Women cannot travel long distances without a male guardian and must cover themselves fully in public.
UN officials have documented cases of women detained for dress code violations or attempting to flee the country. Some have been held incommunicado without access to legal representation or family.
Beyond Afghanistan, femicide rates have risen in parts of Latin America, where organized crime and domestic violence converge. In Mexico, more than 3,000 women were killed in gender-related violence in 2024, according to official data. Similar patterns have emerged in Brazil, Colombia and Central American countries.
European nations have also grappled with violence against women. France recorded more than 100 femicides in 2024, while Spain and Italy reported increases in domestic violence cases. The Pelicot trial drew attention to failures in legal and social systems that allowed sustained abuse to continue undetected.

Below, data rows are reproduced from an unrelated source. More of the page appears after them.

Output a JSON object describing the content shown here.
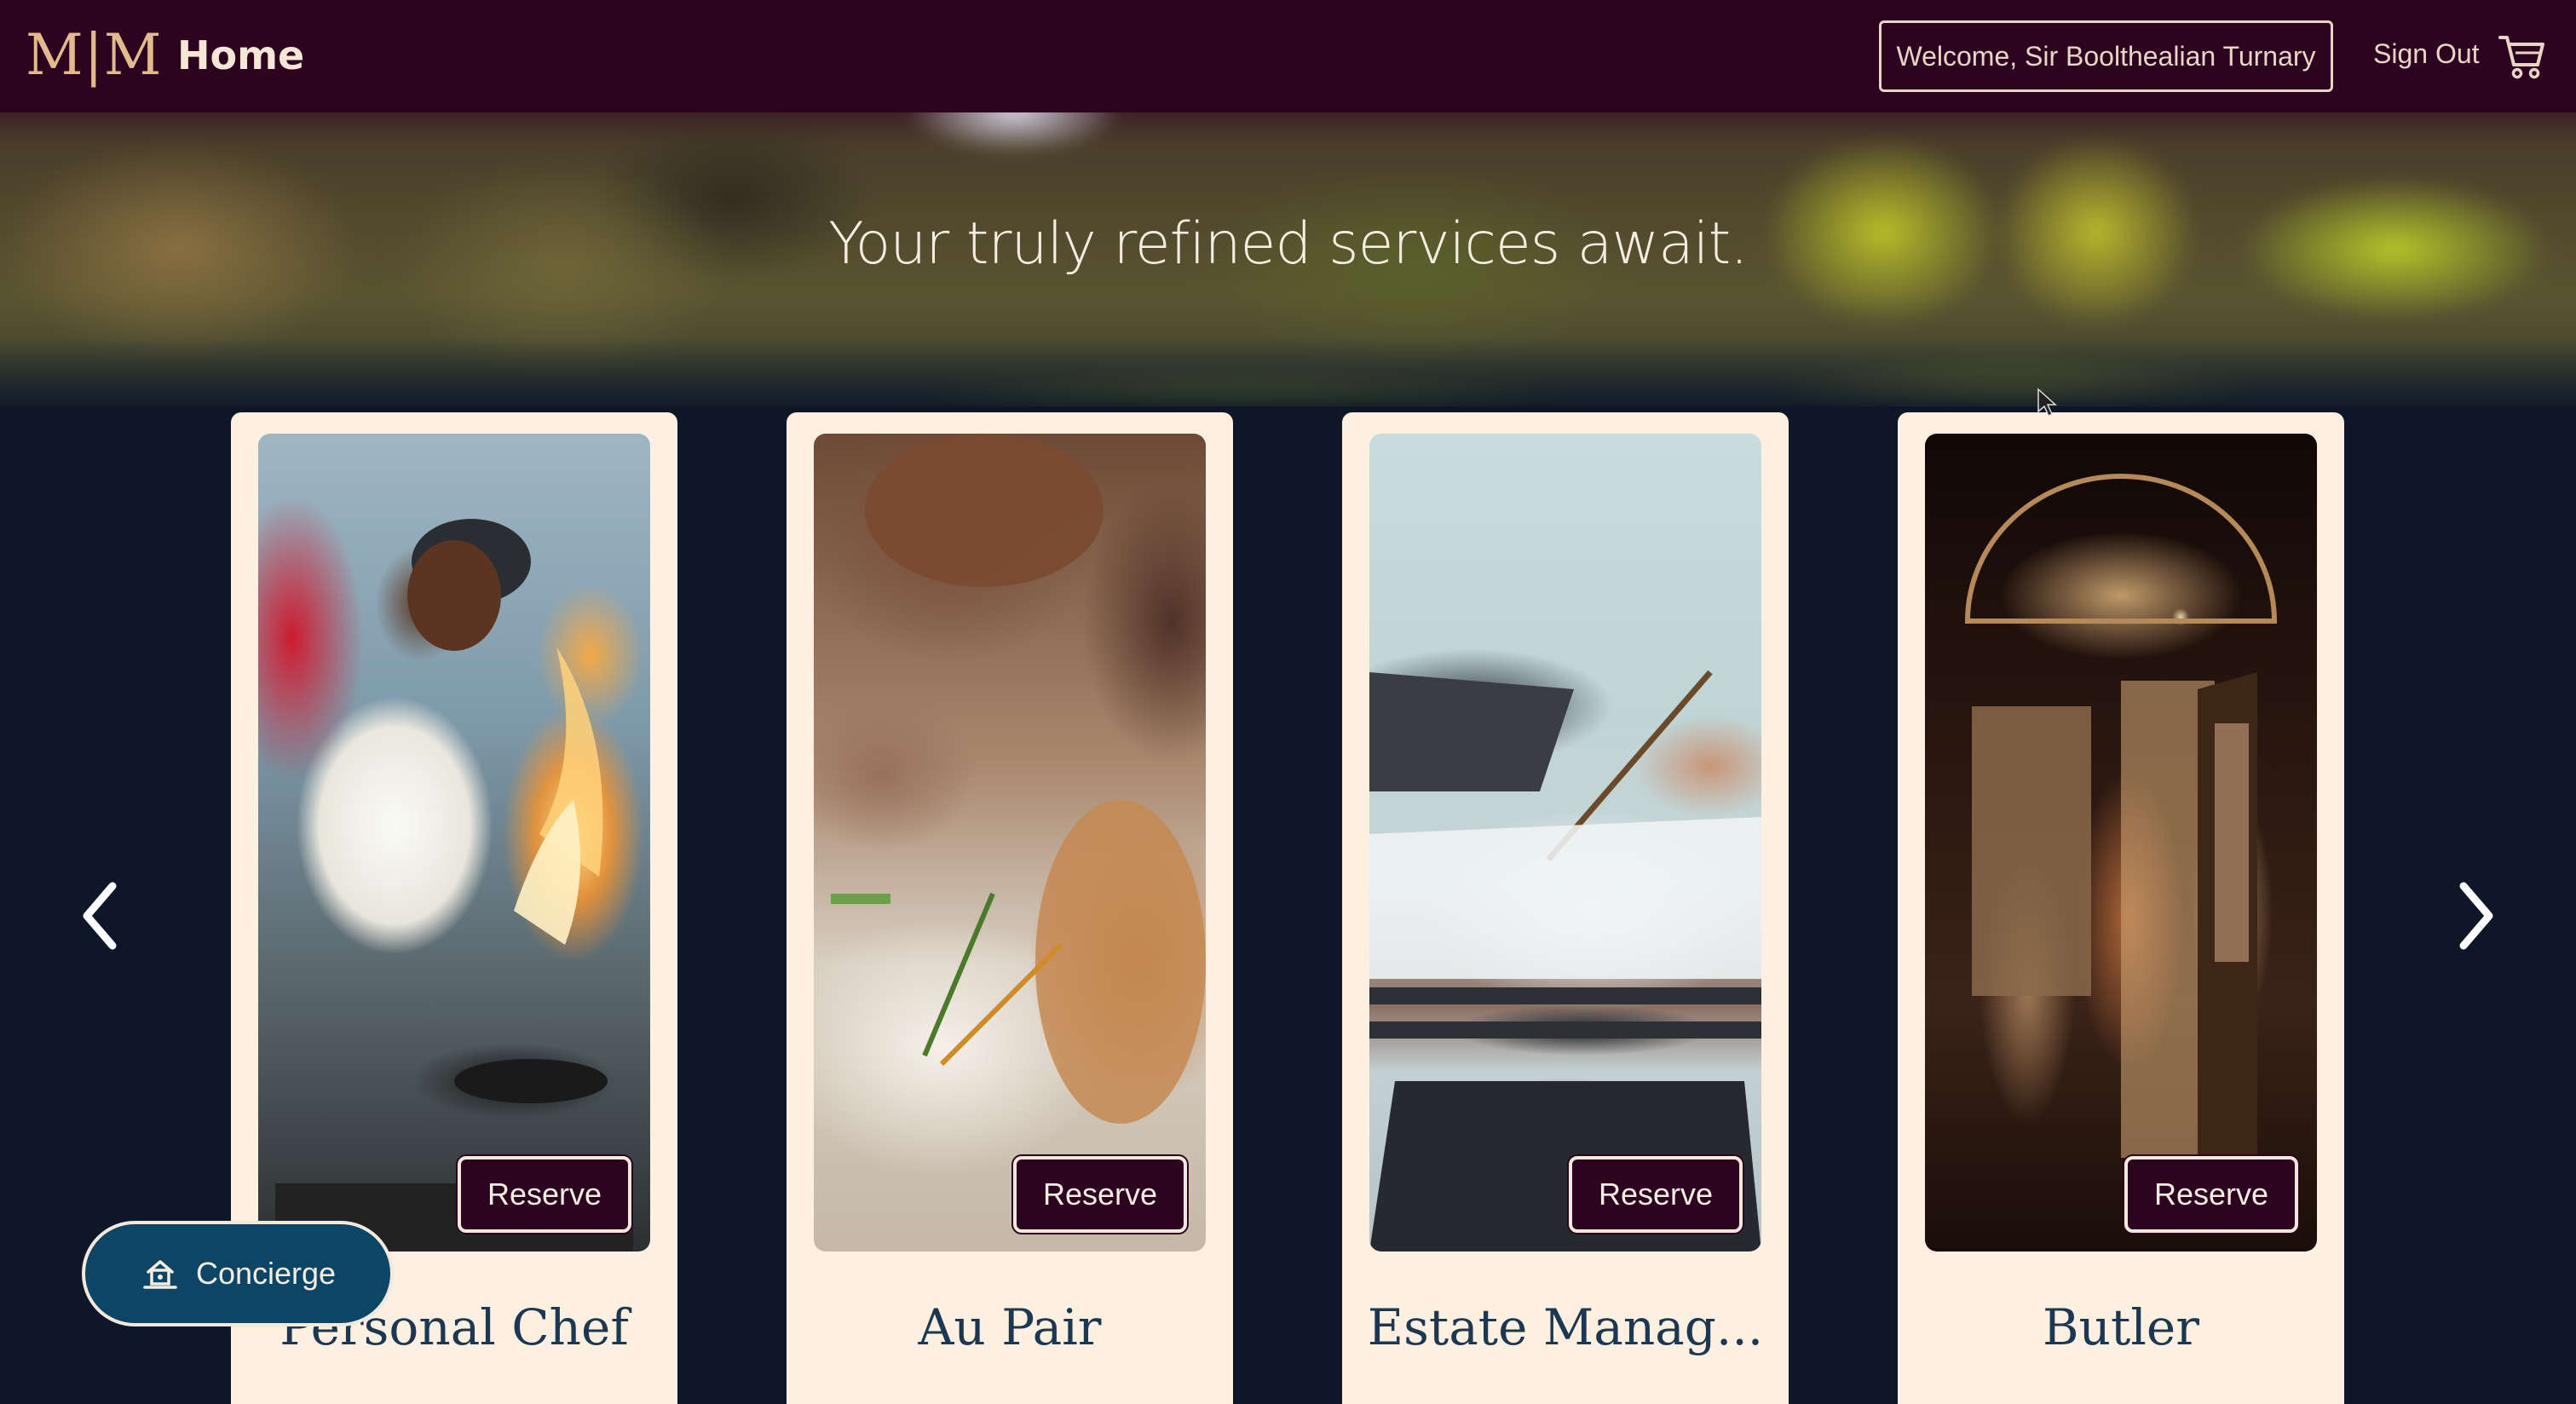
{
  "header": {
    "logo": "M|M",
    "home_label": "Home",
    "welcome_text": "Welcome, Sir Boolthealian Turnary",
    "sign_out_label": "Sign Out",
    "cart_icon": "cart-icon"
  },
  "hero": {
    "tagline": "Your truly refined services await."
  },
  "carousel": {
    "prev_icon": "chevron-left-icon",
    "next_icon": "chevron-right-icon",
    "cards": [
      {
        "title": "Personal Chef",
        "button": "Reserve"
      },
      {
        "title": "Au Pair",
        "button": "Reserve"
      },
      {
        "title": "Estate Manag...",
        "button": "Reserve"
      },
      {
        "title": "Butler",
        "button": "Reserve"
      }
    ]
  },
  "concierge": {
    "label": "Concierge",
    "icon": "concierge-icon"
  },
  "colors": {
    "header_bg": "#2c0420",
    "page_bg": "#0d1728",
    "card_bg": "#fdf0e1",
    "title_color": "#1b3752",
    "button_bg": "#2c0420",
    "concierge_bg": "#0c4565",
    "logo_color": "#e3b98e"
  }
}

The Epstein case exposed networks of exploitation involving prominent figures in business, politics and entertainment. Investigations have continued in multiple jurisdictions, though prosecutions have been limited. His associate Ghislaine Maxwell is serving a prison sentence for sex trafficking.
Turk’s call for action follows years of advocacy by women’s rights organizations pressing governments to strengthen protections and hold perpetrators accountable.
Many have criticized gaps between international commitments and enforcement, pointing to inadequate resources for survivors and weak penalties for abusers.